Калитка открылась и с грохотом хлопнула. Эрвин остался один под умолкшими липами. Постоял, затем надел шляпу и медленно отошел. Пройдя несколько шагов, он увидел два огненных пузыря – открытый автомобиль, стоящий у панели. Он подошел, тронул за плечо неподвижного шофера.
– Скажите, какая эта улица, – я заблудился.
– Улица Гофмана, – сухо ответил шофер.
И тогда знакомый, мягкий, хрипловатый голос раздался из глубины автомобиля:
– Здравствуйте, это я.
Эрвин оперся ладонью о край дверцы, вяло ответил:
– Здравствуйте.
– Я скучаю, – сказал голос. – Жду здесь моего приятеля. Мы с ним должны отравиться на рассвете. Как вы поживаете?
– Чет, – усмехнулся Эрвин, поводя пальцем по пыльной дверце.
– Знаю, знаю, – равнодушно ответила госпожа Отт. – Тринадцатая оказалась первой. Да, у вас это дело не вышло.
– Жалко, – сказал Эрвин.
– Жалко, – отозвалась госпожа Отт.
– Впрочем, все равно, – сказал Эрвин.
– Все равно, – подтвердила она и зевнула.
Эрвин поклонился, поцеловал ее большую черную перчатку, набитую пятью растопыренными пальцами, и, кашлянув, повернул в темноту. Он шагал тяжело, ныли уставшие ноги, угнетала мысль, что завтра понедельник и что вставать будет трудно.
Ужас
Со мной бывало следующее: просидев за письменным столом первую часть ночи, когда ночь тяжело идет еще в гору, – и очнувшись от работы как раз в то мгновенье, когда ночь дошла до вершины и вот-вот скатится, перевалит в легкий туман рассвета, – я вставал со стула, озябший, опустошенный, зажигал в спальне свет – и вдруг видел себя в зеркале. И было так: за время глубокой работы я отвык от себя, – и, как после разлуки, при встрече с очень знакомым человеком в течение нескольких пустых, ясных, бесчувственных минут видишь его совсем по‐новому, хотя знаешь, что сейчас пройдет холодок этой таинственной анестезии и облик человека, на которого смотришь, снова оживет, потеплеет, займет свое обычное место и снова станет таким знакомым, что уже никаким усилием воли не вернешь мимолетного чувства чуждости, – вот точно так я глядел на свое отражение в зеркале и не узнавал себя. И чем пристальнее я рассматривал свое лицо – чужие, немигающие глаза, блеск волосков на скуле, тень вдоль носа, – чем настойчивее я говорил себе: вот это я, имярек, – тем непонятнее мне становилось, почему именно это – я, и тем труднее мне было отождествить с каким‐то непонятным «я» лицо, отраженное в зеркале. Когда я рассказывал об этом, мне справедливо замечали, что так можно дойти до чортиков. Действительно, раза два я так долго всматривался поздно ночью в свое отражение, что мне становилось жутко и я поспешно тушил свет. А наутро, пока брился, мне уже в голову не приходило удивляться своему отражению.
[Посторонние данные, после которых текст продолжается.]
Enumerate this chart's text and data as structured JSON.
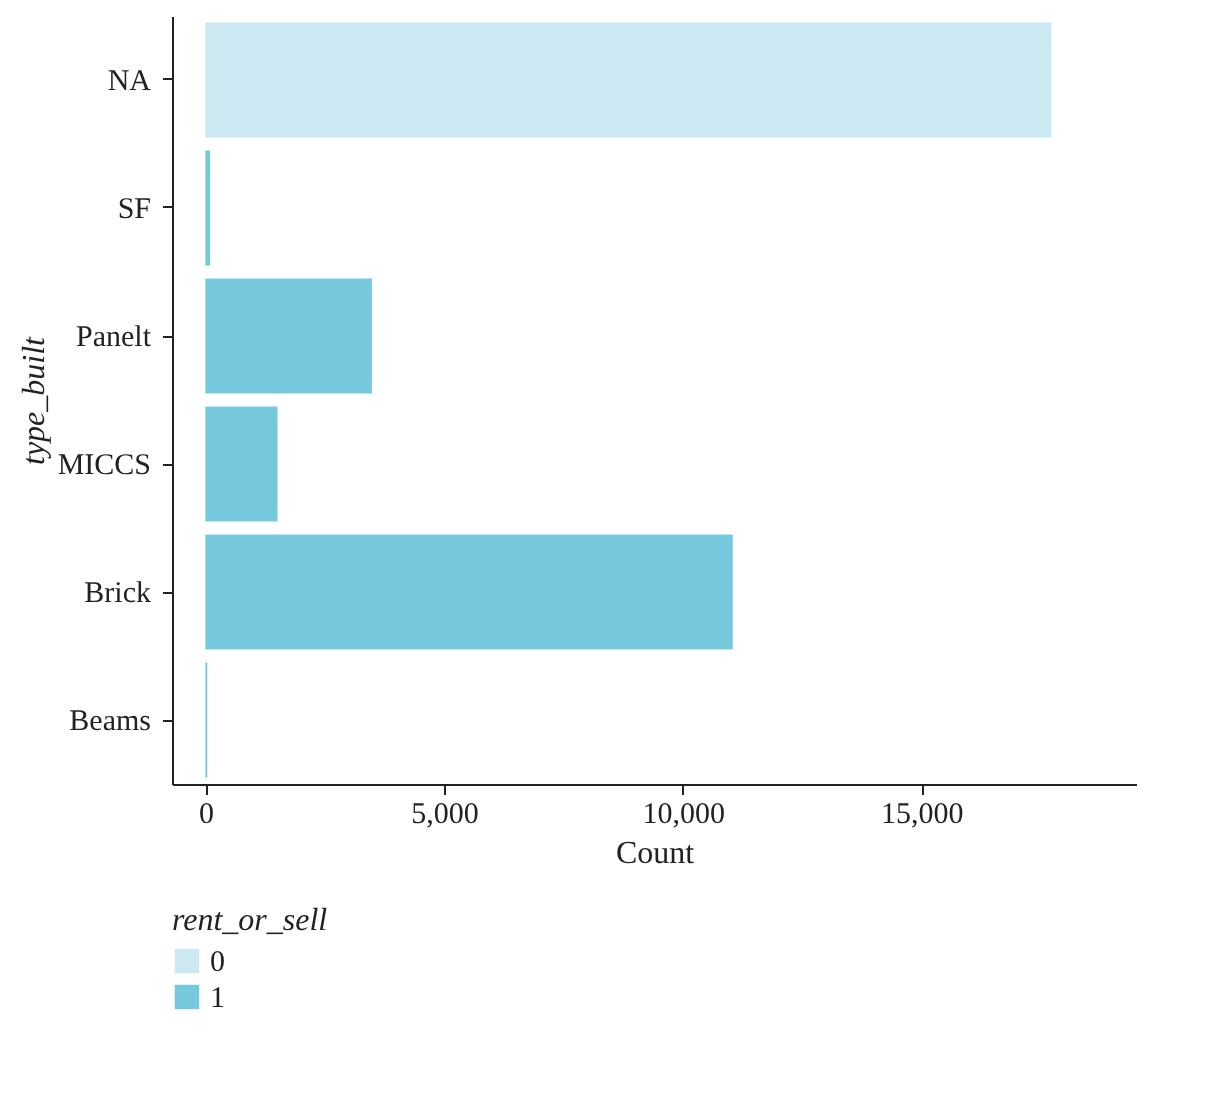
{
  "chart_data": {
    "type": "bar",
    "orientation": "horizontal",
    "xlabel": "Count",
    "ylabel": "type_built",
    "legend_title": "rent_or_sell",
    "legend": "bottom left",
    "grid": false,
    "categories": [
      "NA",
      "SF",
      "Panelt",
      "MICCS",
      "Brick",
      "Beams"
    ],
    "series": [
      {
        "name": "0",
        "color": "#cce8f2",
        "values": [
          17730,
          null,
          null,
          null,
          null,
          null
        ]
      },
      {
        "name": "1",
        "color": "#76c8dc",
        "values": [
          null,
          100,
          3490,
          1510,
          11050,
          40
        ]
      }
    ],
    "xlim": [
      -700,
      19500
    ],
    "xticks": [
      0,
      {
        "value": 5000,
        "label": "5,000"
      },
      {
        "value": 10000,
        "label": "10,000"
      },
      {
        "value": 15000,
        "label": "15,000"
      }
    ]
  }
}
Бывало со мной и другое: ночью, лежа в постели, я вдруг вспоминал, что смертен. Тогда в моей душе происходило то же, что происходит в огромном театре, когда внезапно потухает свет, и в налетевшей тьме кто‐то резко вскрикивает, и затем вскрикивает несколько голосов сразу, – слепая буря, темный панический шум растет, – и вдруг свет вспыхивает снова, и беспечно продолжается представление. Так, бывало, душа моя задохнется на миг, лежу навзничь, широко открыв глаза, и стараюсь изо всех сил побороть страх, осмыслить смерть, понять ее по‐житейски, без помощи религий и философий. И потом говоришь себе, что смерть еще далека, что успеешь ее продумать, – а сам знаешь, что все равно никогда не продумаешь, и опять в темноте, на галерке сознания, где мечутся живые, теплые мысли о милых земных мелочах, проносится крик, – и внезапно стихает, когда наконец, повернувшись на бок, начинаешь думать о другом.
Полагаю, что все это – и недоумение перед ночным зеркалом, и внезапное паническое предвкушение смерти – ощущения, знакомые многим, и если я так останавливаюсь на них, то потому только, что в этих ощущениях есть частица того высшего ужаса, который мне однажды довелось испытать. Высший ужас… особенный ужас… я ищу точного определения, но на складе готовых слов нет ничего подходящего. Напрасно примеряю слова, ни одно из них мне не впору.